I will say that I was tremendously disappointed in the road race. Team GB didn’t execute the plan for Cavendish. In fact, having watched Wiggins and Chris Froome both medal in the time trial, you have to ask if they were even the right guys to have in the road race. Were they saving themselves for their own event at Cav’s expense?
And then watching Vinokourov, one of the enduring faces of the sport’s doping past, cross the line, arms aloft, turned my stomach. Here is a guy who hasn’t won a race all year, but suddenly he has the legs to take a gold medal. When Rigoberto Uran turned to look over his right shoulder I immediately thought, “NO!NO!NO!” And it was over.
On the flip side of the coin, Marianne Vos’ road race win over Lizzie Armitstead was nail-bitingly dramatic, and certainly helped the pro women get some much deserved camera time. Kristin Armstrong’s gold in the TT a few days later was also good. Watching her with her son, on the podium, made me all emotional. And I abhor time trials.

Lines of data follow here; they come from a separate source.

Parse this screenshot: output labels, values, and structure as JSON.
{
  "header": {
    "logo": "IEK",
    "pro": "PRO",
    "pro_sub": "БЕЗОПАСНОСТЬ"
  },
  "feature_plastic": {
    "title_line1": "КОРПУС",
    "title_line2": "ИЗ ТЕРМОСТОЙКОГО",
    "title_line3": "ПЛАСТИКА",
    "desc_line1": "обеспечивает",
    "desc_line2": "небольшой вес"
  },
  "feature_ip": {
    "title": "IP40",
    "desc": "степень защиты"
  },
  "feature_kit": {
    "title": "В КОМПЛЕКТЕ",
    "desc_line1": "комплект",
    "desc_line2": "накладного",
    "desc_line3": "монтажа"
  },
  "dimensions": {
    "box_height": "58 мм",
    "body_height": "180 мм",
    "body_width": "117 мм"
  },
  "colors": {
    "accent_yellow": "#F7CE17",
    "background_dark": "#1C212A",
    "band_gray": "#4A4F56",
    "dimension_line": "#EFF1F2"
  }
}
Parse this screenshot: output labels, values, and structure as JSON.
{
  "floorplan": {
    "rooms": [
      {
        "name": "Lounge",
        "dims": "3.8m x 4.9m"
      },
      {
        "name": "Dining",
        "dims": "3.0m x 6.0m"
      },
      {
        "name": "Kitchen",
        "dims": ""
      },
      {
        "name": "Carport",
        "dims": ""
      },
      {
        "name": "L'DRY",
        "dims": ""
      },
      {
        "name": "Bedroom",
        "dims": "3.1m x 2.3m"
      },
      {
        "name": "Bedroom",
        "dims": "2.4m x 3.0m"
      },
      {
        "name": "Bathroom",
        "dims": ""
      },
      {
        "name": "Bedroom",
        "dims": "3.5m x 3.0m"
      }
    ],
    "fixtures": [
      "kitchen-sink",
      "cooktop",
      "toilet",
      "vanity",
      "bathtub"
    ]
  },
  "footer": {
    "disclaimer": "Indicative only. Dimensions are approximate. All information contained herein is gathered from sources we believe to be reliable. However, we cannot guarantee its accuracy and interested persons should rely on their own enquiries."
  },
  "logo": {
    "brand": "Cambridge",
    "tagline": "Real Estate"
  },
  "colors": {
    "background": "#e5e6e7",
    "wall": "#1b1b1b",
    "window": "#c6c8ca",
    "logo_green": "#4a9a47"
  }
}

So this week’s Group Ride asks: Was it worth it? Was Olympic cycling (and yes, I know the track events are still in progress) a worthy distraction from our normal program? Did London 2012 lessen the Tour, or was it another marquis event that will bring lasting attention to the sport? My British friends are thinking the latter, but how does this all look from your corner of the globe?